Aber man darf natürlich die Fotografie auch nicht überschätzen. Das Leitmedium Fotografie wurde durch das Leitmedium Fernsehen abgelöst und vielleicht wird es zukünftig durch das Internet gar kein Leitmedium mehr geben. Umgekehrt wurde noch nie so viel fotografiert und so viel veröffentlicht wie seit dem Siegeszug der digitalen Welt. Aber bedeutet dies überhaupt etwas?

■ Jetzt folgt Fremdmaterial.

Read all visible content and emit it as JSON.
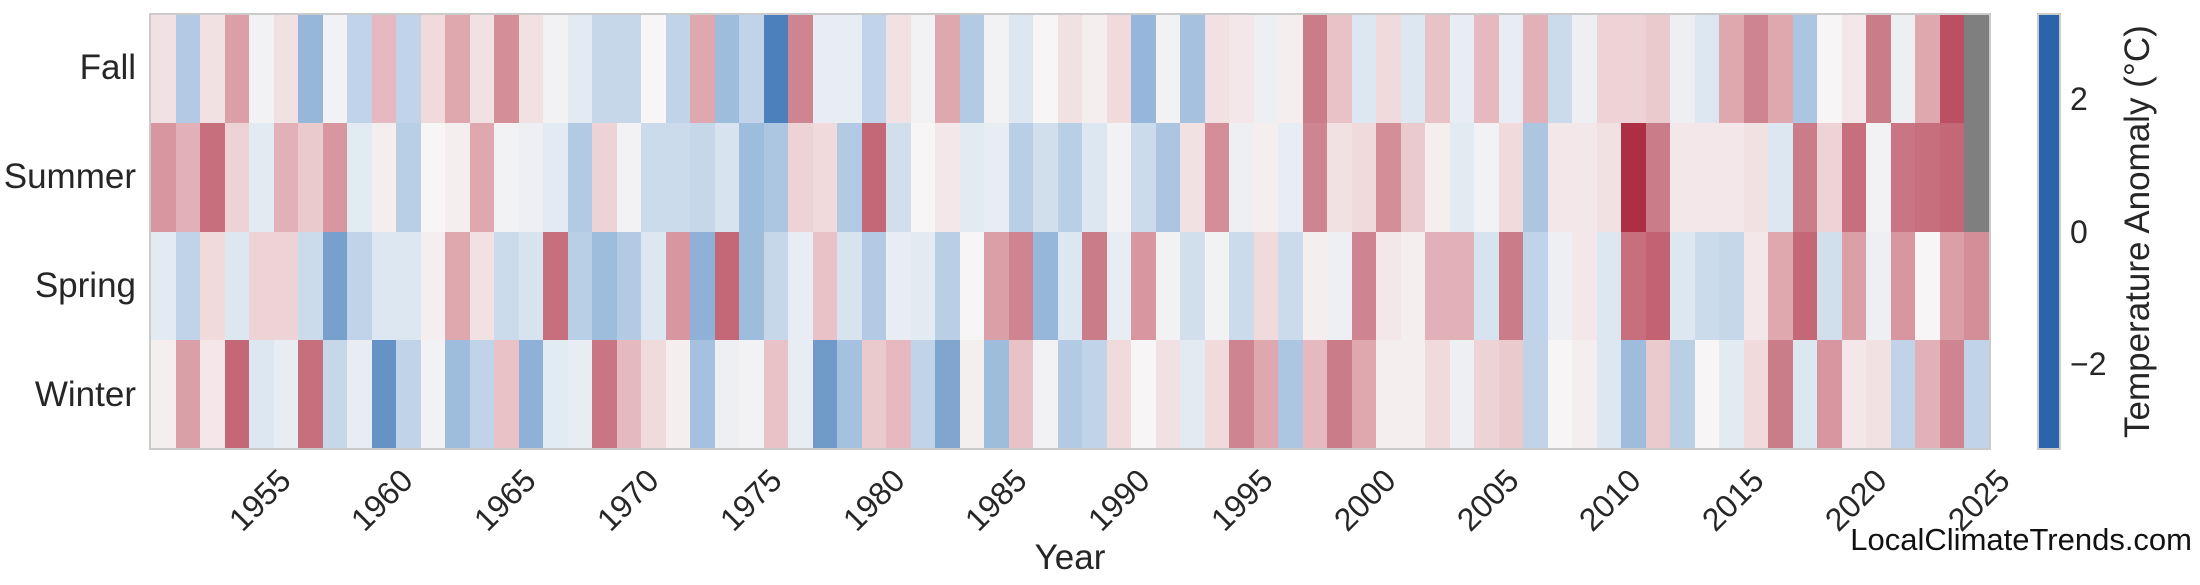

Der Erkenntnisgewinn aus diesen beiden Büchern war für mich sehr groß. Beide Bücher beinhalten natürlich viel mehr als ich in diesem Artikel zeigen kann. Sie lohnen sich sehr.

Rudolf Stumberger

Klassen-Bilder I
Sozialdokumentarische Fotografie 1900-1945
ISBN 978-3-89669-639-7

Klassen-Bilder II
Sozialdokumentarische Fotografie 1945-2000
ISBN 978-3-86764-281-1

Abschließend noch eine Anmerkung. Ich habe bewußt auf Seitenzahlen hinter den Zitaten verzichtet und auf die Nennung der 6 Kriterien. Nachdem ich mehrmals erlebt habe, dass Studenten oder Schüler meine Artikel und Zitate übernommen haben, um nicht selbst lesen zu müssen, verzichte ich auf die Seitenzahlen und manche wichtigen Details. Es lohnt sich nämlich, das Buch selbst zu lesen und vielleicht sind dann ganz andere Textstellen wichtig wie die, die ich rausgesucht habe.